The downward extrapolation is done for each frequency independently and the imaging summation is performed inside each processor. The FFT subroutine is part of Connection Machine Scientific Software Library (CMSSL) and therefore presumably highly optimized, saving the programmer the annoyance of coding his own parallel 2-D and 3-D transforms. The code is extremely condensed, adding to the already compressed formulation of the Fortran 90 language.
A simplified version of the actual program is provided
to give a flavor of the simplicity of algorithm representation.
The subroutine fft_time
executes a FFT over the time axis,
while the subroutines fft_xy
and fft_inv_xy
perform
forward and inverse FFTs in surface coordinates.

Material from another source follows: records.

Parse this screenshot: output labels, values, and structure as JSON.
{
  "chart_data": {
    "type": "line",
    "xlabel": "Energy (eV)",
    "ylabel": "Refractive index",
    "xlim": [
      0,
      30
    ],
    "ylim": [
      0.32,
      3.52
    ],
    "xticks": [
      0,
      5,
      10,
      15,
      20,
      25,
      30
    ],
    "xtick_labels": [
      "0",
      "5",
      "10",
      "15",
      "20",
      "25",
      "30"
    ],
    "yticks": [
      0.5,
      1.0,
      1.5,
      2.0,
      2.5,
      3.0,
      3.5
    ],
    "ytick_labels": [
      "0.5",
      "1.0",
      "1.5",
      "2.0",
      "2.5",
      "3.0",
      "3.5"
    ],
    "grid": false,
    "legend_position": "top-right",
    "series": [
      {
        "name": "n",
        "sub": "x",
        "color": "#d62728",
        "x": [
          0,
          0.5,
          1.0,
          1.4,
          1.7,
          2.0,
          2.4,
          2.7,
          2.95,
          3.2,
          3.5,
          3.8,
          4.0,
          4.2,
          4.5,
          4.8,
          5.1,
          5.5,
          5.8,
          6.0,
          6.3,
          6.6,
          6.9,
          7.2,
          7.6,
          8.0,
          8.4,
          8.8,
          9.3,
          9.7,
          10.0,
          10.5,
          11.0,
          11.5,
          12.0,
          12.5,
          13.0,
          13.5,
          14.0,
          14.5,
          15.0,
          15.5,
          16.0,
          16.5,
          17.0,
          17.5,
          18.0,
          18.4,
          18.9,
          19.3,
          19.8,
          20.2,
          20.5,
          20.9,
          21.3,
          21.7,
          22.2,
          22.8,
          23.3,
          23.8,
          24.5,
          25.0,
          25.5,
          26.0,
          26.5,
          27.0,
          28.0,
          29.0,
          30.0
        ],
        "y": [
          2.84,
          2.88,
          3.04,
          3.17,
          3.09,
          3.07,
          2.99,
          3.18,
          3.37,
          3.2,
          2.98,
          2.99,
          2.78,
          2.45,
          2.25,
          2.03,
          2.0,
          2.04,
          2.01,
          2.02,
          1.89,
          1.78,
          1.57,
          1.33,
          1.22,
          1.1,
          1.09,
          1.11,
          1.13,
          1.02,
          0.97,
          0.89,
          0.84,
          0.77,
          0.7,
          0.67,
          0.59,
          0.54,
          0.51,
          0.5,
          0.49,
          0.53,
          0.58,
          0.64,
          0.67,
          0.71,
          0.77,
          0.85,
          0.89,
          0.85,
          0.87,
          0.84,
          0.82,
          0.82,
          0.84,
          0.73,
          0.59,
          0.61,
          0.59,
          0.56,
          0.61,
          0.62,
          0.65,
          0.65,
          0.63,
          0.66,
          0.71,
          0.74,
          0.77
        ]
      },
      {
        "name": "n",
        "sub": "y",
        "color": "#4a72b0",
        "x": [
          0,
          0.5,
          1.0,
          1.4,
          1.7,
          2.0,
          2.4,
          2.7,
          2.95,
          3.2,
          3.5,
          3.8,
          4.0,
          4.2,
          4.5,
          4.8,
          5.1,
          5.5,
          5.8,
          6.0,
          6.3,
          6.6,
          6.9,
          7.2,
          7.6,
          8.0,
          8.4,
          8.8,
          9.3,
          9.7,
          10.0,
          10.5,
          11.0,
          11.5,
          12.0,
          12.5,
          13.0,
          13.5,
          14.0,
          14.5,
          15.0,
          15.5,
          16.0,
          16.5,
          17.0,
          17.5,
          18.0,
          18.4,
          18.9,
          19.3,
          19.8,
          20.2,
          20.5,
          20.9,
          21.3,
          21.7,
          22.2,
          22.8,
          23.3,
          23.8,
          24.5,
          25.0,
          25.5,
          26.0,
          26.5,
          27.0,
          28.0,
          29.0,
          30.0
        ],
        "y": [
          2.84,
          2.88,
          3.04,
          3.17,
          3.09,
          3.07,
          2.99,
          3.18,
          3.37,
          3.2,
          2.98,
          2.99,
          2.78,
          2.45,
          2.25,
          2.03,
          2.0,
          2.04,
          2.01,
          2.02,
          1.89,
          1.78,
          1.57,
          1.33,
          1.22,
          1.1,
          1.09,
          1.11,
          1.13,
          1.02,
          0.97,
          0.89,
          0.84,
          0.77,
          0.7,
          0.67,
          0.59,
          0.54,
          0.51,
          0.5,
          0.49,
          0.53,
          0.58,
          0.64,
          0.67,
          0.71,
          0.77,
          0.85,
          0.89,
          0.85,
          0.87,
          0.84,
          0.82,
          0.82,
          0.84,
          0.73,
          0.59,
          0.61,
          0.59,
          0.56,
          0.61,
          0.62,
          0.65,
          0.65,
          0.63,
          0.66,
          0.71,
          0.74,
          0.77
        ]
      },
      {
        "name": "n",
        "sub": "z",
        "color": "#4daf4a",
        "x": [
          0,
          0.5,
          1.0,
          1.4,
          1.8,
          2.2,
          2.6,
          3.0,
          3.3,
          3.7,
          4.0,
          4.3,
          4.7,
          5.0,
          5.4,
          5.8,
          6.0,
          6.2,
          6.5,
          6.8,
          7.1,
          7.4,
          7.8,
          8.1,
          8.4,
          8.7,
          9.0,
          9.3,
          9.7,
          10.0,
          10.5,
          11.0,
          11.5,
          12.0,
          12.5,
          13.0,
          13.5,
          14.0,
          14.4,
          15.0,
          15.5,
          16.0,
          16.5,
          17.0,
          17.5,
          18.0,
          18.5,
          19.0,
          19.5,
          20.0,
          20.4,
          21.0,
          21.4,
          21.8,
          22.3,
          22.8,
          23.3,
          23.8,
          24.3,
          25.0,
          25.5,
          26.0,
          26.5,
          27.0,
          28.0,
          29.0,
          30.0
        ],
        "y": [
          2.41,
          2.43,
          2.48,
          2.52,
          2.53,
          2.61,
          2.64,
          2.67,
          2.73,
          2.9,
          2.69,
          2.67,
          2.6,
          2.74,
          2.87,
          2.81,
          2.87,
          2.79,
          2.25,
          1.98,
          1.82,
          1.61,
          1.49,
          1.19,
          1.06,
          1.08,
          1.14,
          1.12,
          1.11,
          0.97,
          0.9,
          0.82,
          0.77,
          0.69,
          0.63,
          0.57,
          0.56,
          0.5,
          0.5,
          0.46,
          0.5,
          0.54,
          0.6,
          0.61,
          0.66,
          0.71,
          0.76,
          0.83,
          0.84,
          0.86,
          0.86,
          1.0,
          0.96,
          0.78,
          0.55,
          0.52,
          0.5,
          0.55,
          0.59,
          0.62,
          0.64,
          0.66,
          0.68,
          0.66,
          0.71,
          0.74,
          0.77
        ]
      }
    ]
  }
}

All the variables terminated in ``CM'' are Connection Machine parallel
arrays. The phase multiplication is done using the array phasorCM
and the wave extrapolation field slice for different velocities is stored in the
parallel array PkyzCM
.
The Split-step Fourier method can be easily obtained by minimally modifying the PSPI algorithm. The difference is that the downward extrapolation is done with a single velocity and the perturbation slowness phase shift is performed after the downward extrapolation step. Computationally the major difference between PSPI and Split-step is that PSPI performs three Fourier transforms inside the frequency loop while Split-step performs only two. On the Connection Machine this is reflected accurately in the run-time ratio of the two programs. I get a ratio of 1.45 to 1 between the execution time of the kernels of the two programs (158.01 seconds for PSPI and 108.77 seconds for Split-step). Oddly enough, on the Convex I get a ratio of 7.28 to 1 between the two PSPI and Split-step methods.